Daisy Valera

The Christ statue overlooks Havana Ban and Old Havana. Photo: Elio Delgado

From the position where the Christ of Havana is situated, one has a panoramic view of the historical part of the city.

This 66-foot-high sculpture was sculpted in white Carrara marble in Rome by Cuban artist Jilma Madera and shipped to the island in 67 pieces.

To those who visit or live in the capital, she bequeathed it as one of largest sculptures ever created by a woman.

This Christ figure that blesses the Cuban capital, 167 feet above sea level, is a customary tourist destination.

To sit down and rest near its giant feet after climbing the Cabaña hillside has always been a normal and pleasant activity for me.

What was equally pleasurable was waiting for the sun to set on the bay and enjoying a view of Havana by night while sitting on one of the marble benches that surround the colossal figure.
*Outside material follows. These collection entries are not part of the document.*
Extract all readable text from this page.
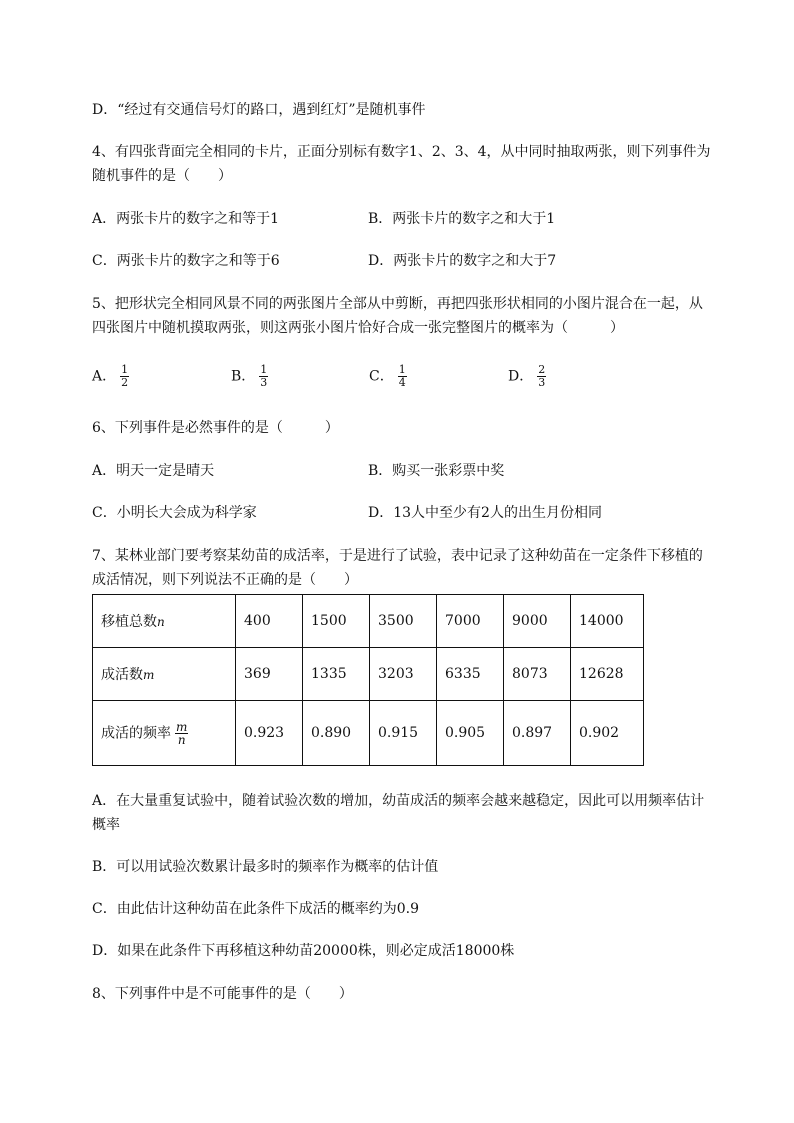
D．“经过有交通信号灯的路口，遇到红灯”是随机事件
4、有四张背面完全相同的卡片，正面分别标有数字1、2、3、4，从中同时抽取两张，则下列事件为
随机事件的是（　　）
A．两张卡片的数字之和等于1	B．两张卡片的数字之和大于1
C．两张卡片的数字之和等于6	D．两张卡片的数字之和大于7
5、把形状完全相同风景不同的两张图片全部从中剪断，再把四张形状相同的小图片混合在一起，从
四张图片中随机摸取两张，则这两张小图片恰好合成一张完整图片的概率为（　　　）
A． $\frac{1}{2}$	B． $\frac{1}{3}$	C． $\frac{1}{4}$	D． $\frac{2}{3}$
6、下列事件是必然事件的是（　　　）
A．明天一定是晴天	B．购买一张彩票中奖
C．小明长大会成为科学家	D．13人中至少有2人的出生月份相同
7、某林业部门要考察某幼苗的成活率，于是进行了试验，表中记录了这种幼苗在一定条件下移植的
成活情况，则下列说法不正确的是（　　）
移植总数n	400	1500	3500	7000	9000	14000
成活数m	369	1335	3203	6335	8073	12628
成活的频率 $\frac{m}{n}$	0.923	0.890	0.915	0.905	0.897	0.902
A．在大量重复试验中，随着试验次数的增加，幼苗成活的频率会越来越稳定，因此可以用频率估计
概率
B．可以用试验次数累计最多时的频率作为概率的估计值
C．由此估计这种幼苗在此条件下成活的概率约为0.9
D．如果在此条件下再移植这种幼苗20000株，则必定成活18000株
8、下列事件中是不可能事件的是（　　）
But I say that this in the past tense — because all this changed yesterday afternoon.

I went to the Christ statue together with three friends, but we were stopped two yards from the figure.  We were asked for entry tickets though we didn’t know what they were talking about and didn’t see anything that looked like an entrance, and much less did we know where they sold the damned tickets.

The attendants immediately explained to us that to be in that place (I had no clear idea of the limits and nor were they able to show them to me) we had to buy tickets for one Cuban peso (or one convertible peso for foreigners).

They were charging us for visiting the site and for taking photos, which we couldn’t believe.

We went to the admissions collections booth where they told us that this charging has been in operation for a year, a fact that can’t be totally true because last week they didn’t ask me for anything.

Cristo de La Habana. Photo: lajiribilla.cu

They now say they’re charging for visiting the Christ statue because it’s part of the historic Morro-Cabaña military complex.

We left there more than a little upset, and we weren’t the only ones; a man who came with his family also refused to pay.

Anyone might tell me that a Cuban peso is a pittance, that for the same price you can only buy a watery cup of coffee or a small cone of peanuts.

I’d respond by saying that this is true, that it’s a fact that one peso less in one’s pocket doesn’t make too much of a difference, but I’d say that if they wanted to charge me only 20 cents I’d complain just as much.

What immediately came to my mind were the privatizations that took place in Argentina under the Menem government.  Parks, squares and sports facilities were removed from the list of public property for which that country’s citizens had worked so hard.

The initiative here, far from socializing the enjoyment of the facility by the public, is a step toward its privatization.

Perhaps if this step had been limited to charging foreigners I wouldn’t have become incensed in the same way, but to me — a Cuban — this is without discussion a violation of my rights as a citizen.

What will less advantaged people do in the face of this act of exclusion?

Are they also going to start charging me in the square where I jog?

Surely the person who authorized this little scam didn’t keep in mind the “socialist character” of the Revolution.

I honestly invite this individual to reflect on this matter.  Dear Lord, let’s hope that not everything will be directed toward increasing profits, unless you too are studying to become a capitalist.